Yesterday I had my post-colonoscopy and biopsy follow up appointment with my GI specialist. The results are in: I am not beautiful on the inside. It’s actually pretty gross in there.
The nurses that greeted me in my post-colonic haze told Anthony and I that I was riddled with abscesses, a fact that, as it turns out, was patently false. We didn’t question that information at the time because 1. they offered this information freely, 2. we didn’t get a chance to visit with the doctor that day, 3. abscesses are a very common complication in Crohn’s patients, occurring in about 50%, and 4. they are butt nurses who do this for a living. This caused more than a little stress for Anthony and I because they must be treated or they are fatal. A draining procedure can be done normally but typically not in Crohn’s patients, as they generally do not heal properly and often develop fistulas or perforations. Bowel re-segmentation (a removal of the effected areas of the colon) are often the recommendation. We were afraid we were heading into major surgery territory where I’d have to get worse before I could get better.
So, hooray for no abscesses and nurses who should have kept their big mouths shut! They were super nice and have no reason to lie, so I’m wondering if they looked at the wrong chart and some poor schmuck out there is walking around with my abscesses. Bummer, dude!

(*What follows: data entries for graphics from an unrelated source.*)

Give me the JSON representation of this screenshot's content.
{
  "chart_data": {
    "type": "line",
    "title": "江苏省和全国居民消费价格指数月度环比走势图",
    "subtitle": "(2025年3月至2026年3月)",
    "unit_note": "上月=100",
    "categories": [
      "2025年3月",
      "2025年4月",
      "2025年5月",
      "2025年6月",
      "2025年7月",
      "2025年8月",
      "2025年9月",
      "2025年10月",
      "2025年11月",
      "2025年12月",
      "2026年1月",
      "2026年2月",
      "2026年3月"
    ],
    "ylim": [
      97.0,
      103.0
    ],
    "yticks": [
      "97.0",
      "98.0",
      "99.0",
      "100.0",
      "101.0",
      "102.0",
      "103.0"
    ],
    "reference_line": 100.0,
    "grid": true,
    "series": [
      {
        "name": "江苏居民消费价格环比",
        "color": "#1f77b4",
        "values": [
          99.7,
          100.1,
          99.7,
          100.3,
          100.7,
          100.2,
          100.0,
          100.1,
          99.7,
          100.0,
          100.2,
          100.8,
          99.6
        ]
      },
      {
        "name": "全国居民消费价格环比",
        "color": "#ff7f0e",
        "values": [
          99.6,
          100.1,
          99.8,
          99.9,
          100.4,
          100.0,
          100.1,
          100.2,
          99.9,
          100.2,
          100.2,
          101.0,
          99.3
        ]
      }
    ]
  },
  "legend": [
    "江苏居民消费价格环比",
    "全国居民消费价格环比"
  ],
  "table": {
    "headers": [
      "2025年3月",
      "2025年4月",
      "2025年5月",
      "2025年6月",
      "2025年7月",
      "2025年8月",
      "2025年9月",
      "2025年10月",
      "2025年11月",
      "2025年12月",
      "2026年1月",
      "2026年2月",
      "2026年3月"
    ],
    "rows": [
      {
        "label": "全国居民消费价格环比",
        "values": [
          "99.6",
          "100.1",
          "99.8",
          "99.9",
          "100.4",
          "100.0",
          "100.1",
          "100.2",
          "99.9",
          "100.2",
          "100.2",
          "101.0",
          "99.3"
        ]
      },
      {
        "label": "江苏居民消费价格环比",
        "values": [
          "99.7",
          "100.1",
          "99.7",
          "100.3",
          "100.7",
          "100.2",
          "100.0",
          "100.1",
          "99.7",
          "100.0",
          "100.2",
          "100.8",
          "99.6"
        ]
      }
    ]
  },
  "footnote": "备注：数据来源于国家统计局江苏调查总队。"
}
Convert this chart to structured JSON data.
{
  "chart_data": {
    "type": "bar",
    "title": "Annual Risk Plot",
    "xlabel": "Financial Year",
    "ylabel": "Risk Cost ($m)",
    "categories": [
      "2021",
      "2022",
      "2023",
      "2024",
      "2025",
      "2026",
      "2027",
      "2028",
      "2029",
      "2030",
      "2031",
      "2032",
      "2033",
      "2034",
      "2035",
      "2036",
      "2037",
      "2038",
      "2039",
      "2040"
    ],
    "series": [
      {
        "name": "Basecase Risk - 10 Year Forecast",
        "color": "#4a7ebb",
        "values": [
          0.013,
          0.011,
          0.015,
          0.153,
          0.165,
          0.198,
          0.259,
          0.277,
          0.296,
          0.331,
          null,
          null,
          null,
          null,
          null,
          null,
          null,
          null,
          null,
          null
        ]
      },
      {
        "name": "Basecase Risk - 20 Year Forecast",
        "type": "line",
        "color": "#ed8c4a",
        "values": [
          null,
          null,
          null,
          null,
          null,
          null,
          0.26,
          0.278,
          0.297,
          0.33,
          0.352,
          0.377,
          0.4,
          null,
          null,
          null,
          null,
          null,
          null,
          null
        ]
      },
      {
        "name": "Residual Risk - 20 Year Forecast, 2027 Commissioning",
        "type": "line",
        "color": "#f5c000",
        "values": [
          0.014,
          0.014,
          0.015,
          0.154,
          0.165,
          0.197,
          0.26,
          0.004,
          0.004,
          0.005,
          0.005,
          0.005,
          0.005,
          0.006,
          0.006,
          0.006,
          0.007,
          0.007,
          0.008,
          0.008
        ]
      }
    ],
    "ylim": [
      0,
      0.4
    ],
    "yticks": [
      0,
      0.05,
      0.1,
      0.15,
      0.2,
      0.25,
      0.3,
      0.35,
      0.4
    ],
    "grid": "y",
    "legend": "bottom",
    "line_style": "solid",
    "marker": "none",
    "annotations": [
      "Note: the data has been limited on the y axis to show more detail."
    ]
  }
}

I do not have abscesses of course, but I do have problems. Lots of problems. The kind of beauty I have is not on the inside. It’s so odd because my GI specialist recently made the move to sharing offices with a plastic surgeon, so when you check in you are asked if you need the services of a plastic surgeon or a GI specialist. I told Anthony that when we checked in I should tell them that I’m only beautiful on the outside, and I need a doctor to help with my inner beauty. My biopsies came back negative for cancer (YAY) but off the charts for Crohn’s activity. Which, I mean, we knew, but now we know specifically, in a way that’s backed by science and data and not Gabby Gums, Butt RN. My treatment will be a few rounds with a steroid called Prednisone, followed by a new injection regimen I will administer to myself at home. From there we will touch base again to update treatment.
You may have heard about the terrible side effects relating to long-term (or even short-term) use of this drug. Steroids no joke and can adversely affect personalities, making one susceptible to aggression and fits of rage. Fortunately, due to my previous funtimes experience with hives, we know that rage hasn’t been an issue for me. Steroids mostly make me weird. Er. Weirder. I don’t really mind and my family generally finds it entertaining.
The best news is right now, at this juncture, I do not need surgery. It is a constant thought, faintly looming in the horizon, flickering in and out with possibility, but not something I need to worry about at the present moment. Which is a gift.